With the risk of being screamingly obvious, music plays a crucial role in advertising. And when it’s not being used, that’s a brave decision. It’s a shortcut to evoke emotion and provide an array of associations for an audience to understand the product or service.
As an example, I’ll use a sort of ad, but not really an ad – the title sequence for everyone’s favourite show: Succession. Yes – it tells you a lot visually, but it’s the music that grabs you by the pants and gives you a metaphorical wedgie. It screams gravitas, absurdity, power and wealth. The composer, Nicholas Britell explains how he did it by creating music that felt the Roy Family would imagine for themselves. He then made it even more overblown with hip hop beats and dissonant notes that made it off-kilter like the family dynamics. It’s an absolute work of art.
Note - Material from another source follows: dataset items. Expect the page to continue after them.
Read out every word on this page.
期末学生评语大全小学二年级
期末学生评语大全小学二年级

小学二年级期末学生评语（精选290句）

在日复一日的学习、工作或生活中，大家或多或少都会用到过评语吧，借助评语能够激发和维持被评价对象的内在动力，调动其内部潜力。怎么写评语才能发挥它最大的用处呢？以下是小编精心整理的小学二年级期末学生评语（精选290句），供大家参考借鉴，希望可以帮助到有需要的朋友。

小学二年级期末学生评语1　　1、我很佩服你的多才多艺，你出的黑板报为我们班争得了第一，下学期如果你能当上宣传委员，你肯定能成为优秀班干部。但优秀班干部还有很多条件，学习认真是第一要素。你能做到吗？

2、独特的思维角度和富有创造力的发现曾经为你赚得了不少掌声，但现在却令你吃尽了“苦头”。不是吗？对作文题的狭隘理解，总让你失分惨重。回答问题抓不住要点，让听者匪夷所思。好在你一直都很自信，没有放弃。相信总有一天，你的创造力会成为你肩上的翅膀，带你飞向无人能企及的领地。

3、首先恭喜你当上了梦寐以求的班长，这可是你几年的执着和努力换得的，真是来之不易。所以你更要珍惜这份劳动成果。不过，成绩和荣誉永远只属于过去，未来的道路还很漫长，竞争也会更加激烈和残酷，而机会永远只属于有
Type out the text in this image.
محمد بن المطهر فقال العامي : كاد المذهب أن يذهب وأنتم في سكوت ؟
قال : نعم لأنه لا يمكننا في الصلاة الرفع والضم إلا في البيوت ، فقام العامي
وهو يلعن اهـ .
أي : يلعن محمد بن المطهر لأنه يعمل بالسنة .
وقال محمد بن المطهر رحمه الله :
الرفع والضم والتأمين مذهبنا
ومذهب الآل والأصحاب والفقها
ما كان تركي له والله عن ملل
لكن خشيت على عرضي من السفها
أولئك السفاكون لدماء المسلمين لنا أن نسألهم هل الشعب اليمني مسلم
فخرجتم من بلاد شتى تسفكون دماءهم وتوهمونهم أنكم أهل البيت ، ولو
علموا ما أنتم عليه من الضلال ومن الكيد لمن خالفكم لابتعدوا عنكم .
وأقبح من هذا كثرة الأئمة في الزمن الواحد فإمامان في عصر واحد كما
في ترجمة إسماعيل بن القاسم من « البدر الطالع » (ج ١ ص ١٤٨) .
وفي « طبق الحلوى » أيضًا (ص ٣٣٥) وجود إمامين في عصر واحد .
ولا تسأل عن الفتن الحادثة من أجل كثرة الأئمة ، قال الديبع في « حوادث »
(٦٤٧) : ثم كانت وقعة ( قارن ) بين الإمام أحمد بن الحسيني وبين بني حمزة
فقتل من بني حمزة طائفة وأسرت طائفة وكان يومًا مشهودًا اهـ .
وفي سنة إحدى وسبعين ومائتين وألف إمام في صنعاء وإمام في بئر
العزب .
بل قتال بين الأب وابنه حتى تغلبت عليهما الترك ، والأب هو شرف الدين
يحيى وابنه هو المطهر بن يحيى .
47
That off-kilter technique is one that can have enormous power in advertising. CALM’s “Last Photo” used Bring me Sunshine, re-recorded by Beth McCarthy to heart-breaking affect. It’s counterintuitive and the perfect backdrop to the videos.
When it’s well-established, a choice of music can create more salience than the brand and logo itself. Back in the 1970s you had music which became synonymous with the brand, like Carmina Burana, for Old Spice – a soundtrack to surfers doing macho and refreshing things like… surfing. Now it’s We buy any car – with a reboot of Friday by the Riton x Nighcrawlers. It’s a load of old silly nonsense (again), but fun and effective, nevertheless.
Catchy tunes are gold dust, the jaunty little “dumb ways to die” is still being sung by kids all over the world fifteen years on, my nephew included. And for the same reason a jingle is still worth an enormous amount to a brand. If you can get your devious little earworm into someone’s brain, they might not thank you for it, but it will allow your brand to live rent free there for a little while. I can recall the intel melody more easily than my own name.
But the music doesn’t have to dominate, its role can be subtle and all-the-more powerful for it. Perhaps sometimes you won’t notice it at all, and yet it’s still there doing its job, making you feel something.
Which takes me back to that Guns n Roses gig with no music. Its absence is as powerful as its presence. So, the choice to use music or not use it, is crucial, but it’s a choice you must make, not one to just let happen. It should be one of your first questions. How should this film, or piece of content sound? What do I want viewers to feel, and can we make that feeling as deep rooted and rich as it can be?